The Inaugural Bouddi Coastal Run (Half Marathon) – Jordi Bates
Race Date: October 28th Results: 2017
I’ve really enjoyed my road running year this year, having set PB’s over all 4 standard distances. But I’ve also enjoyed dabbling in trail running, namely with the Wooters Owls and Possums crew in Glenrock on Friday nights. So when the opportunity came up to enter the inaugural Bouddi Coastal Half Marathon on the Central Coast, I grabbed it. It’s a beautiful trail, I’ve walked it before but I must admit it’s not until I’d finished the race that I realised just how tough a course it is.
I also made the decision to run in a Wooters shirt (thanks Will for the loan), and while I’ll remain a Newcastle Flyer for road events, sporting a Wooters singlet on the trails is appropriate given my history with the Owls & Possums (not to mention that I’d recently been inaugurated in as the 1000th Wooters member, a massive honour for me).
I left home just after 5am and got to the start line at Kilcare with more than an hour to spare before the race. I tried to suss out the competition but could hardly recognise anyone. Most runners were obviously from the Central Coast or Sydney. Finally I ran into Mim from the Wooters. After the obligatory wooting selfie together, we line up on the start line on the beach for the 8:20am start.
The first 1.5 km is on the sand along Putty Beach and two runners head the pack at sub 4min/k pace. I settle in behind them at 4min/k, hoping there won’t be too much more of this terrain. If only I knew this would be one of the easier sections. From there we enter Bouddi National Park, it’s mainly single trail with plenty of ups and downs, and lots of steps.
It’s already quite hot and I sense it’s going to be a tough race. The race instructions were that there would be three drinks stations along the course but no cups so we had to provide our own. I’ve decided to run with a small 150ml running bottle strapped to my shorts which I’ll be able to fill up at each station. I don’t tend to drink (or sweat) that much during runs, so this should be enough for me, even in this heat.
At 4km we hit the beach again at Maitland Bay. The two front runners have slowed down a bit and by the end of the beach, I’ve caught up to them. From here it’s a tough climb along single trail and fire trail along the coastal fringe of the national park. The first climb is a 100m elevation gain, followed by two more 50m climbs. By now, we’ve dropped the third guy. The other runner, Geoff from the Central Coast, has a faster straight-line speed than me, but it seems I’m a bit more daring on the tight trails and stairs. The rest of the run turns out to be a ding-dong battle. We go through the 7km drinks station together but by the 11km station, he’s ahead of me by 30 seconds. I tell myself I could happily settle for second but I keep pushing hard nevertheless.
After a long downhill at the eastern end of the park, it’s time to head for home and we run back along the familiar coastal trail.
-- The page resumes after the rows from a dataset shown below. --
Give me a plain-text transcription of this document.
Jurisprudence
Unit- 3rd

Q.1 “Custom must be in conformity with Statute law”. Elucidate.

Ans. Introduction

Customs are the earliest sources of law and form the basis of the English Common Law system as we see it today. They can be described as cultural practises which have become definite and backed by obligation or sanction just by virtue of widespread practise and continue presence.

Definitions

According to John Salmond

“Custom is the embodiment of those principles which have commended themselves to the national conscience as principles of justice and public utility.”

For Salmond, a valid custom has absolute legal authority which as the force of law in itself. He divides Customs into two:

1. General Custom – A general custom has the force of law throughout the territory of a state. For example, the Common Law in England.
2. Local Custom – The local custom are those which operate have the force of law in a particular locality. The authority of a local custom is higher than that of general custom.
I cross Mim and we share an energising Woot, much needed as by this stage I’m getting tired, it’s hot and I’m sweating much more than usual during a race. I also don’t really know what the course has in store for me from here on in (maybe that’s a good thing!). At 12km my heart sinks as the course marshal points us away from the main trail and up the steps to Mount Bouddi. We’re taking the hard way home. Over the next 1.2km, we climb another 140m.
To my surprise, I catch Geoff on the way up. We’re both exhausted and we walk some of the steps together for a while as we catch our breath. The last kilometre ticks over in 7 minutes! By this stage we’ve caught up to some of the 14km race runners, they must find it strange that the front runners in the half marathon are walking. About halfway up, I sense Geoff is struggling so I take the opportunity to skip away and gain time on him, even though I’m doing it tough as well. It’s a brutal climb and I wonder if I’ve overdone it by the time I get to the top but I go through the final drinks station at 14km with a healthy lead of 30 seconds on him. I can’t help but start thinking about the win.
Back at Maitland Bay and with less than 4km to go, I settle into a steady rhythm on the main trail but to my disappointment, Geoff catches up to me. He must have pushed really hard on that last descent and I kick myself for not having done the same. From here he just sits on my back and I sense the opportunity for a win may have slipped me by. I reckon he’s just going to bide his time before a final attack. We arrive back onto the sand at the eastern end of Putty Beach and we can see the finish line at the other end, 1.5km to go. I’m wondering when Geoff is going to attack. I can’t wait until a final 100m sprint because I know he’ll be too quick for me. So with about 700m to go, I kick up a gear, it’s my only chance to break him. But I don’t. He’s too strong and he just uses that moment as impetus to kick away himself. He wins by a reasonably comfortable margin in the end. At least I tried.
I cross the line in just under 1hr 49min but the time doesn’t mean much. It’s more than 30min slower than my road half marathon PB but in many ways this was actually a harder run. I’m very happy with my second place and congratulate Geoff on his win. We both agree it was a great battle and look forward to our return encounter next year.